Energy & Fuels, Vol.33, No.3, 1859-1868, 2019
Validating Heat-Transfer-Based Modeling Approach for Wax Deposition from Paraffinic Mixtures: An Analogy with Ice Deposition
The process of solid deposition from wax solvent mixtures was compared with that of ice deposition from liquid water by means of experiments using a cold-finger apparatus and a transient mathematical model based on the Stefan "moving boundary problem" formulation. Two agitation speeds of 250 rev min(-1) (Reynolds number of 4100) and 500 rev min(-1) (Reynolds number of 8200), with two coolant temperatures of T-f - 4 degrees C and T-f - 7 degrees C, at four water temperatures (from Tf + 3 degrees C to T-f + 0.7 degrees C), and for 11 deposition times between 30 s and 8 h, were used in the ice-deposition experiments. The wax deposition experiments were undertaken using a 10 mass % wax-solvent multicomponent mixture, at an agitation speed of 250 rev min-1 (Reynolds number of 1400), with a constant coolant temperature of wax appearance temperature (WAT) - 12 degrees C, at four mixture temperatures (from WAT + 6 degrees C to WAT), and for 17 deposition times ranging from 2 s to 48 h. Both the ice deposition and the wax-deposition processes were remarkably similar. Both of these phase-change systems were extremely rapid during the first few minutes.

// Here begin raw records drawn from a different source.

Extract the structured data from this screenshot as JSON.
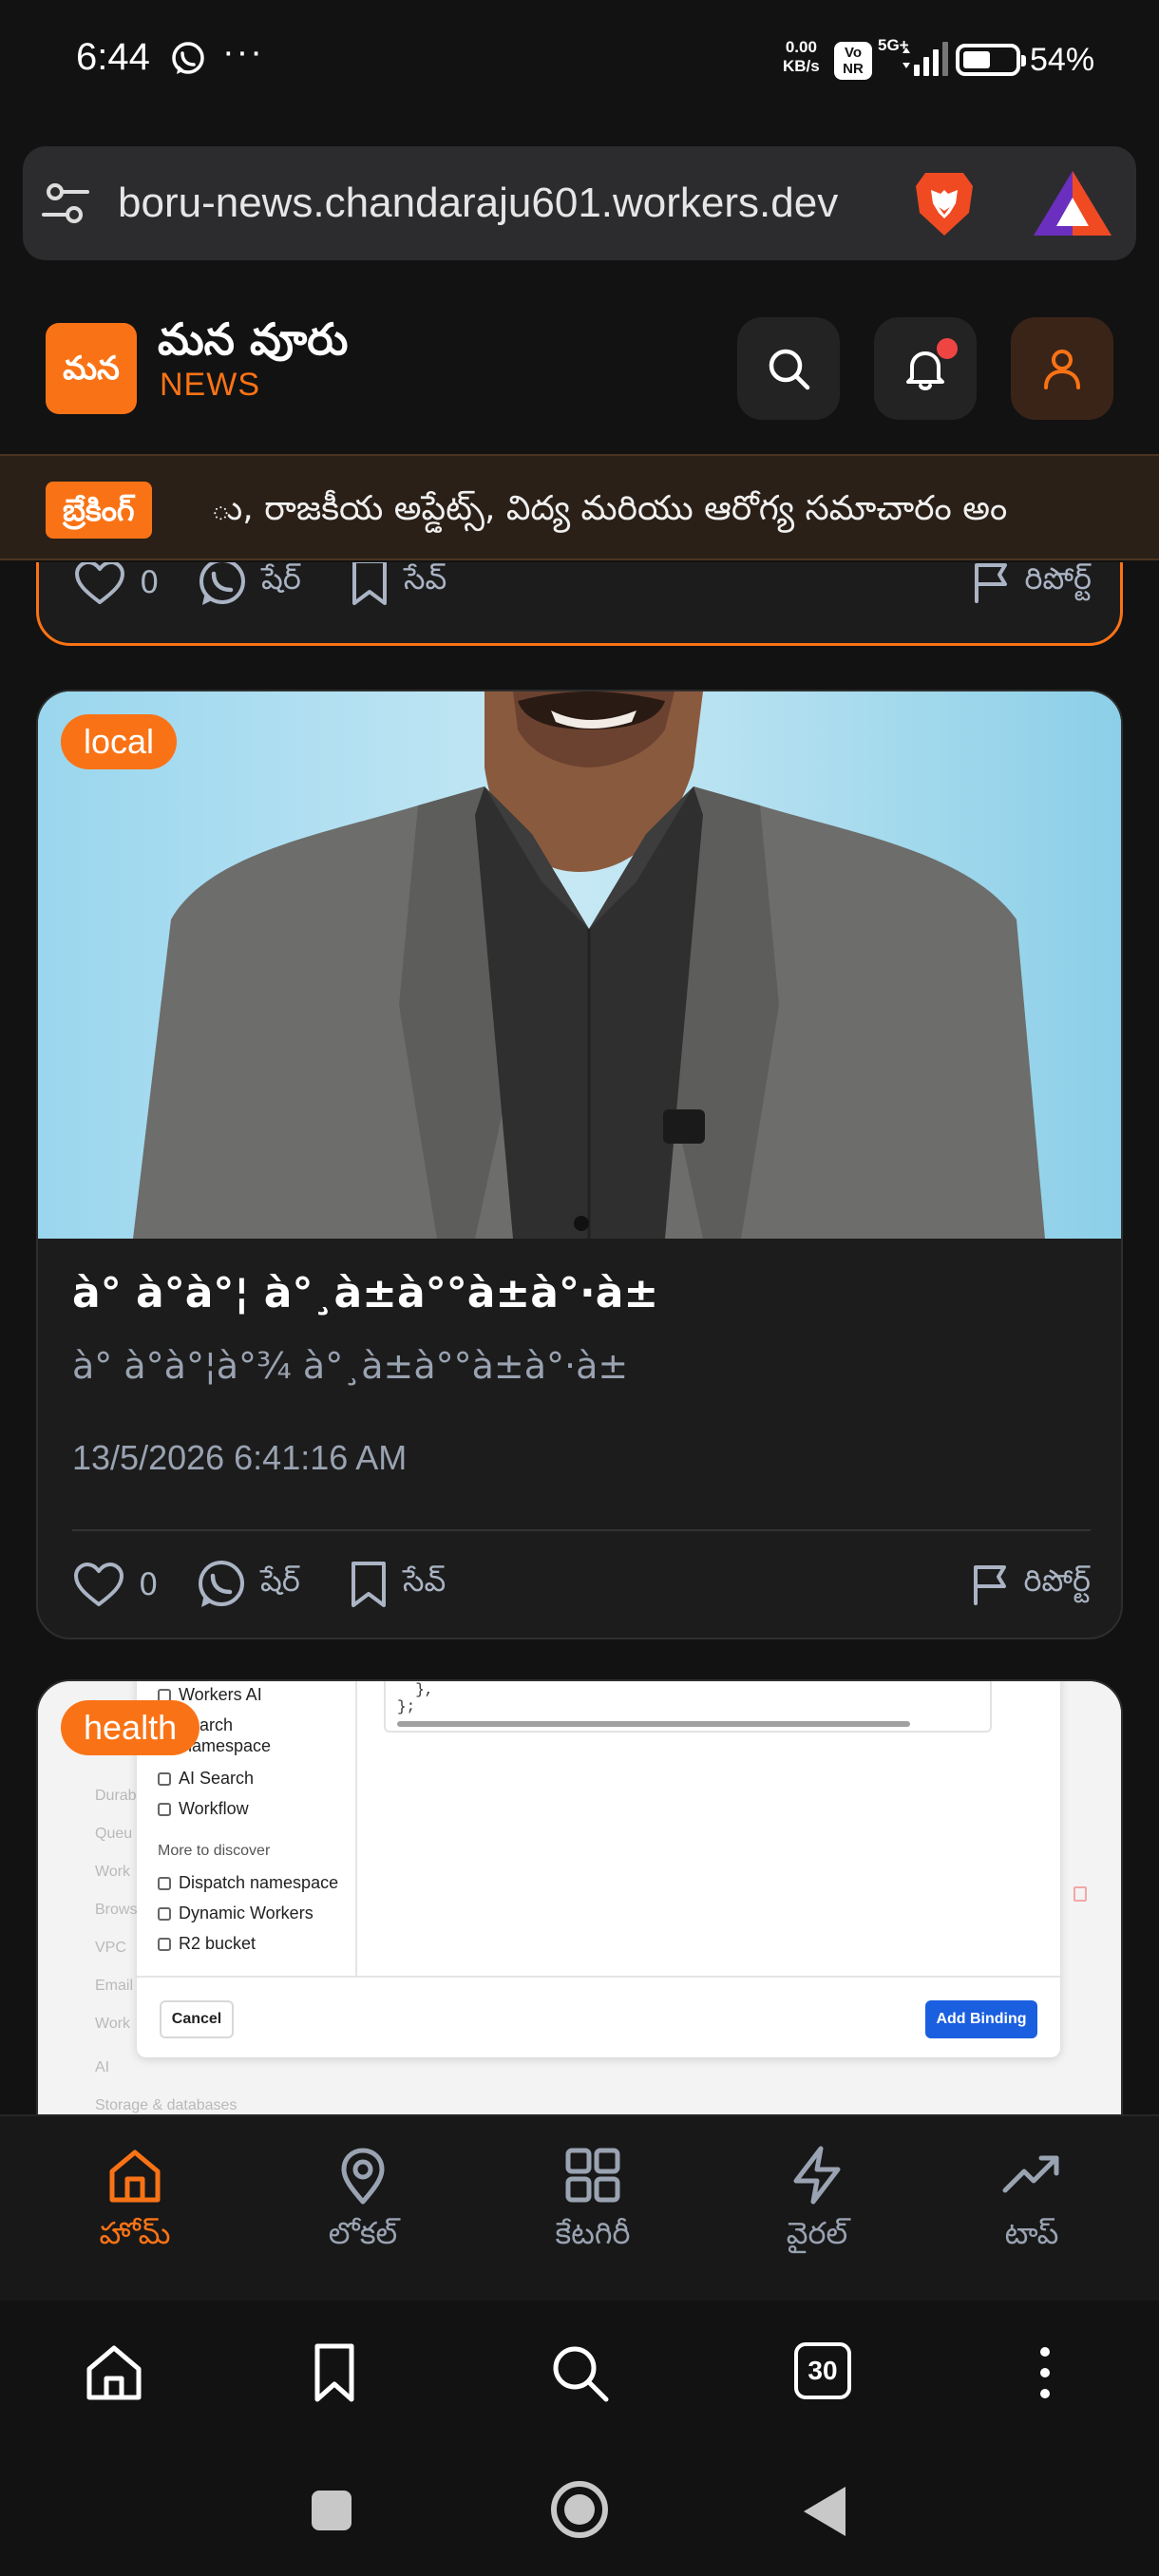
{
  "status_bar": {
    "time": "6:44",
    "more": "···",
    "speed_value": "0.00",
    "speed_unit": "KB/s",
    "volte": "Vo\nNR",
    "network": "5G+",
    "battery_percent": "54%",
    "battery_level": 0.54
  },
  "browser": {
    "url": "boru-news.chandaraju601.workers.dev",
    "tabs_count": "30"
  },
  "app": {
    "logo_text": "మన",
    "title": "మన వూరు",
    "subtitle": "NEWS",
    "accent_color": "#f97316"
  },
  "ticker": {
    "badge": "బ్రేకింగ్",
    "text": "ు, రాజకీయ అప్డేట్స్, విద్య మరియు ఆరోగ్య సమాచారం అం"
  },
  "previous_card": {
    "likes": "0",
    "share_label": "షేర్",
    "save_label": "సేవ్",
    "report_label": "రిపోర్ట్"
  },
  "main_card": {
    "category": "local",
    "title": "à°  à°à°¦ à°¸à±à°°à±à°·à±",
    "description": "à°  à°à°¦à°¾ à°¸à±à°°à±à°·à±",
    "date": "13/5/2026 6:41:16 AM",
    "likes": "0",
    "share_label": "షేర్",
    "save_label": "సేవ్",
    "report_label": "రిపోర్ట్"
  },
  "next_card": {
    "category": "health",
    "screenshot": {
      "sidebar_bg": [
        "Durab",
        "Queu",
        "Work",
        "Brows",
        "VPC",
        "Email",
        "Work",
        "AI",
        "Storage & databases"
      ],
      "items_top": [
        "Workers AI",
        "Search",
        "namespace",
        "AI Search",
        "Workflow"
      ],
      "section": "More to discover",
      "items_more": [
        "Dispatch namespace",
        "Dynamic Workers",
        "R2 bucket"
      ],
      "code": "  },\n};",
      "cancel": "Cancel",
      "add_binding": "Add Binding"
    }
  },
  "bottom_nav": [
    {
      "label": "హోమ్",
      "icon": "home-icon",
      "active": true
    },
    {
      "label": "లోకల్",
      "icon": "map-pin-icon",
      "active": false
    },
    {
      "label": "కేటగిరీ",
      "icon": "grid-icon",
      "active": false
    },
    {
      "label": "వైరల్",
      "icon": "zap-icon",
      "active": false
    },
    {
      "label": "టాప్",
      "icon": "trending-up-icon",
      "active": false
    }
  ]
}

A higher deposit mass was achieved by lowering the liquid water temperature, the coolant temperature, and the agitation speed. The experimental results from this investigation, supported by those from previous studies, indicated that a higher deposit mass is achieved with lowering of the liquid mixture temperature, the coolant temperature, and the agitation speed. The results of both sets of experiments were consistent with predictions from the Stefan moving boundary problem framework, which considers both of these phase-change processes to be governed only by the heat transfer steps involved in the freezing of a liquid. This study confirms that the solid deposition from wax-solvent mixtures is described adequately based entirely on heat-transfer considerations.